Savunmada; Organize Tarım ve Hayvancılık Alanlarına ilişkin plan hükmüne yönelik itiraza ilişkin olarak, VI.12.1 sayılı plan hükmünde “Gıda, Tarım Ve Hayvancılık Bakanlığı’nın bölge stratejisine uygun görüş verdiği tesisler” ifadesinin yer aldığı; söz konusu hükümlerin bu tesisleri kapsadığı; ilgili kurumunca uygun görüş verilmeyen konularda bu hükümler uyarınca uygulama yapılmasının söz konusu olmadığı, savunulmuştur.

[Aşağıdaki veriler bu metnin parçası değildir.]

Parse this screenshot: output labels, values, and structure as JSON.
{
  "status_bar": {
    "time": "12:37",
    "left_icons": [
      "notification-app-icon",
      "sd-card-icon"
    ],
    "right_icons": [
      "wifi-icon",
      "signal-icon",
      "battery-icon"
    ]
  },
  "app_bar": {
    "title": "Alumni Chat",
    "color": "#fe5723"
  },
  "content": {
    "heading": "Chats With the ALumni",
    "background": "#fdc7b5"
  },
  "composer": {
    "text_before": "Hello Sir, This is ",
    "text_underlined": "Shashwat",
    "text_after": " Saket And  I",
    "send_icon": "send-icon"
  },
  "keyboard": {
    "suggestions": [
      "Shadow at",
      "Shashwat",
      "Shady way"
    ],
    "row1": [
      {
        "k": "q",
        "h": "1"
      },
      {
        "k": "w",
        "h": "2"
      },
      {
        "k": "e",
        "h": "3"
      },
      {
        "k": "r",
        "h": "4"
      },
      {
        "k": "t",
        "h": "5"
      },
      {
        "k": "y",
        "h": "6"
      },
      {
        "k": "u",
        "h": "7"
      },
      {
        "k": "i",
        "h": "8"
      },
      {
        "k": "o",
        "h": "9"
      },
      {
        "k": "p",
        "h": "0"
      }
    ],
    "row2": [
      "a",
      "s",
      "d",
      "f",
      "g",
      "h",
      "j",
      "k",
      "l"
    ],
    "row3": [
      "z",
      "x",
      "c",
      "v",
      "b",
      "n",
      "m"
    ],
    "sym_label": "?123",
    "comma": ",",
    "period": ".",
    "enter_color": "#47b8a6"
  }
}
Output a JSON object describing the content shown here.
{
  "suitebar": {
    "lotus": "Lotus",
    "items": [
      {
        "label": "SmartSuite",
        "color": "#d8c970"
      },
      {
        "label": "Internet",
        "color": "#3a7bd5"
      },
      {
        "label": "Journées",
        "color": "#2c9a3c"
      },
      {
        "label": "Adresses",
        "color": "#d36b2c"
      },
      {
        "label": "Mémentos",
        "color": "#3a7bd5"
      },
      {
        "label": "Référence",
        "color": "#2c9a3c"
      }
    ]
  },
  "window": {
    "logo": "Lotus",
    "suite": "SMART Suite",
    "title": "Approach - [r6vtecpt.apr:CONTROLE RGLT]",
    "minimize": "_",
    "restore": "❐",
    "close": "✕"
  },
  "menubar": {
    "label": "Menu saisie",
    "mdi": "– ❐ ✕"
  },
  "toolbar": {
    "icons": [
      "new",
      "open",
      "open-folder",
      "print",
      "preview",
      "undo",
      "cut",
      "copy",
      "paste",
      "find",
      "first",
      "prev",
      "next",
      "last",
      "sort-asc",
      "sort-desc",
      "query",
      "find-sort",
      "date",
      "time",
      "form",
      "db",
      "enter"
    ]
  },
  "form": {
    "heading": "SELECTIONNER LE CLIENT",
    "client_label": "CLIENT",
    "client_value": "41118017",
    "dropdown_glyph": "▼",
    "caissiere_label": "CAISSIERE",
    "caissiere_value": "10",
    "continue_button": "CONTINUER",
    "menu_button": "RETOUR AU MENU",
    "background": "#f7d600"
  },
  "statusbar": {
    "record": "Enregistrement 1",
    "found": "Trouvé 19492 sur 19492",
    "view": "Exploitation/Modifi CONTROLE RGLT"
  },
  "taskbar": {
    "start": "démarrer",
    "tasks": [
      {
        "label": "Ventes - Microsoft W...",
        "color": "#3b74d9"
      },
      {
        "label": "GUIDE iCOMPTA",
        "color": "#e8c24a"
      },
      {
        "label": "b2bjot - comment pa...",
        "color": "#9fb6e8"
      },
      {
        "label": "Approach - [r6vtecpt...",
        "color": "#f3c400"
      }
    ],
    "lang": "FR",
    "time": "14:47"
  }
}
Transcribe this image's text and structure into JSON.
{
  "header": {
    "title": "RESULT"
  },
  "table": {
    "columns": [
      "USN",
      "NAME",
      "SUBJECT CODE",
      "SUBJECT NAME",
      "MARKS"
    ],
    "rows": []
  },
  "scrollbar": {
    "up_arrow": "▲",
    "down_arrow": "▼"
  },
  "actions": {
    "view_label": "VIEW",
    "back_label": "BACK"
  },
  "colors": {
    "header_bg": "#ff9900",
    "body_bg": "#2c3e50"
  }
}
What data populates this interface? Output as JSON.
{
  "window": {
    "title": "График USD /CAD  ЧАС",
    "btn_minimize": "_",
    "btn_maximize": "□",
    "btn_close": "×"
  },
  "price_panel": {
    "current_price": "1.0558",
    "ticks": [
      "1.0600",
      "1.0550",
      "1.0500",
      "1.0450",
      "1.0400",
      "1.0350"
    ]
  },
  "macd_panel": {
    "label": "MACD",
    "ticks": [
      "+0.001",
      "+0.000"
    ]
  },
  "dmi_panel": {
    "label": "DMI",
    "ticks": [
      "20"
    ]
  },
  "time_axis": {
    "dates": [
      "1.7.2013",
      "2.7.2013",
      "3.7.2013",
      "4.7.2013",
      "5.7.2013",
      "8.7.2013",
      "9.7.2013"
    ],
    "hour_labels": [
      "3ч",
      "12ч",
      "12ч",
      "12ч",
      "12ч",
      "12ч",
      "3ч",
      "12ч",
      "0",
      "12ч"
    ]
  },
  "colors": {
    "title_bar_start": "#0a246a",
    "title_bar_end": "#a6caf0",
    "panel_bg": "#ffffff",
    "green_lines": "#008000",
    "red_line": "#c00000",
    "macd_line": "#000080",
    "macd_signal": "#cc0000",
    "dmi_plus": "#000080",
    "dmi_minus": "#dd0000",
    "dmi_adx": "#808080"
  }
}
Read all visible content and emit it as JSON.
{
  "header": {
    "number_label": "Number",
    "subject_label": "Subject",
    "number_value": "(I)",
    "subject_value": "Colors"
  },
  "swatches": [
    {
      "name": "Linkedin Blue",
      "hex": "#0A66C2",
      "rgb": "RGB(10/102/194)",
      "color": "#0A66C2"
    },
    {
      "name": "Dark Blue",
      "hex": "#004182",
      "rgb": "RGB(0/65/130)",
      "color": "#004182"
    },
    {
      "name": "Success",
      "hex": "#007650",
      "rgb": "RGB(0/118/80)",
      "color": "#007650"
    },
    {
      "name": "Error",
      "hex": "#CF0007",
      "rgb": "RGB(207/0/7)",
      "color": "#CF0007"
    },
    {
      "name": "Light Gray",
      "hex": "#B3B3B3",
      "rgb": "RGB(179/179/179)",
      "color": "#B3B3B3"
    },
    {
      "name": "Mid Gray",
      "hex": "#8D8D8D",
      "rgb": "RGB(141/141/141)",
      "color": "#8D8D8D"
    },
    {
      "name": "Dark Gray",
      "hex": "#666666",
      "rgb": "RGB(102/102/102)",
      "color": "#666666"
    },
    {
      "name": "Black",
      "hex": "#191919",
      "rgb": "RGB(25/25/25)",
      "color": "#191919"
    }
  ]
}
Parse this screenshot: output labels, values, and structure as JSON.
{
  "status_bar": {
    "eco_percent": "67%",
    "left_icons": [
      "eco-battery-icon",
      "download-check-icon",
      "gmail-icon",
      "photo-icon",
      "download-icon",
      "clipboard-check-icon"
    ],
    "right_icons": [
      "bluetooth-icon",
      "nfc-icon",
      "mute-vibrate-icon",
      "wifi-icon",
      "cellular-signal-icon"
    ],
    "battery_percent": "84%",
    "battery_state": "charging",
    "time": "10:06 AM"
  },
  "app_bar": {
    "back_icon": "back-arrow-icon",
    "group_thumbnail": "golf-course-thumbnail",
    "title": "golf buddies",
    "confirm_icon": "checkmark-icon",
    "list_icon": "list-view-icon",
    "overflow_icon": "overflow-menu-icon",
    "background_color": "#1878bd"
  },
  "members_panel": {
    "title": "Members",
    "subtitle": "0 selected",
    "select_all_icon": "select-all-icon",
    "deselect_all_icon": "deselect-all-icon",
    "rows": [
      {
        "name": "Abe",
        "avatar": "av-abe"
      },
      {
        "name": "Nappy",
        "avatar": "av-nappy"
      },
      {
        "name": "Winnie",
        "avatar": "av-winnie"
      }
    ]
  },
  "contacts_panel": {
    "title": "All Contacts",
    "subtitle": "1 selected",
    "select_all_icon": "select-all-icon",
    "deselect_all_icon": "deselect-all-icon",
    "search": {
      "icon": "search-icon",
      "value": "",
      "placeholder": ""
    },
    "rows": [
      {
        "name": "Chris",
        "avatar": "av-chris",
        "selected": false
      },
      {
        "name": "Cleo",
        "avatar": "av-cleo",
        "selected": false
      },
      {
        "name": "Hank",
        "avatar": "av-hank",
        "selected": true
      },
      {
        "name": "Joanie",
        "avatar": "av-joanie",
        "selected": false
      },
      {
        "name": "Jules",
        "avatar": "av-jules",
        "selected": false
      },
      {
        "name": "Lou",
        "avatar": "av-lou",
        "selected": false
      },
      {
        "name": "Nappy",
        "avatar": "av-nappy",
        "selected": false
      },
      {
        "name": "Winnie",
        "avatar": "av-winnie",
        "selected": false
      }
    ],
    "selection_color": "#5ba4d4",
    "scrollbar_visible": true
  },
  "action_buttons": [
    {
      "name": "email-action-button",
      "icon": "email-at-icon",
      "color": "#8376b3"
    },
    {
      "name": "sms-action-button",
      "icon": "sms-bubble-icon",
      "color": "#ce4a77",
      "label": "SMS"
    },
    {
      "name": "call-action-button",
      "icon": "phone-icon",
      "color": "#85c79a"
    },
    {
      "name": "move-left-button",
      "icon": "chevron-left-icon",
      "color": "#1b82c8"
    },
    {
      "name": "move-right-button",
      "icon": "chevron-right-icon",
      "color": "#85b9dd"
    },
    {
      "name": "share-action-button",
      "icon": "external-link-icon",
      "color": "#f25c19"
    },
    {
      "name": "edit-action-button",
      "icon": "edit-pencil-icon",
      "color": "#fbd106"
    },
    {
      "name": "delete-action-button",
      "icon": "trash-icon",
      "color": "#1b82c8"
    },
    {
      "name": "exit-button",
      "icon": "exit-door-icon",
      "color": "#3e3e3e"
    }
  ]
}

Bilirkişi raporunda; "Bilirkişi Kurulumuz yukarıda verilen ilk iki maddede sakınca tespit etmemiştir. Tarım ve hayvancılık alanlarının geliştirilmesi öngörümekte; gerekirse işleme tesisleri, depolama, geri dönüşüm, eğitim, araştırma ve laboratuvar için de tesis yapımına olanak sağlanmaktadır. Yapılaşma koşullarının ayrıntılı biçimde alt düzeyde planlanması da bu ölçeğin ayrıntı düzeyi az olduğu için uygundur. Bölge içinde sosyal ve kültürel donatı alanı yapılması da plan hükmünün iptalini gerektirir nitelikte bulunmamıştır. Çalışanlar için konut alanı gibi bir öneri sakıncalı olabilirdi; ancak çalışan nüfusa yönelik donatı alanları organize tarım ve hayvancılık alanı içinde yer bulabilir. Bunlar mevzuat gereği sınırlı büyüklükte alanlar olacağı için, bu alanlardaki baskın kullanım olan tarım ve hayvancılık faaliyetini engelleyecek, bu faaliyet ile yarışacak nitelikte olmaları beklenmemelidir.
Öte yandan VI.12.3 ve VI.12.4 sayılı maddeler yukarıdaki başlıklar altında vurgulanan aynı sakıncayı taşımaktadır. Bağlamdan ve konumdan bağımsız olarak planın herhangi bir yerinde, plan kapsamında organize tarım ve hayvancılık alanı olarak gösterilmemiş bir bölgede bu işlev için yer seçilmesi ve bunun plan değişikliği süreci içine alınmadan, plan bütünlüğü içinde irdelenmeden, yani plan değişikliğine gerek olmadan plana işlenmesi doğru bir plan yaklaşımı değildir. Bu iki plan uygulama hükmü planlama esaslarına aykırı bulunmuştur." tespit ve değerlendirmesine yer verilmiştir.
Dairemizce yapılan değerlendirmede; Davacı tarafından, dava dilekçesinde hayvancılığın ve tarımdan ayrı ve bağımsız sektör olarak ele alınmaması gerektiği ileri sürülmüştür.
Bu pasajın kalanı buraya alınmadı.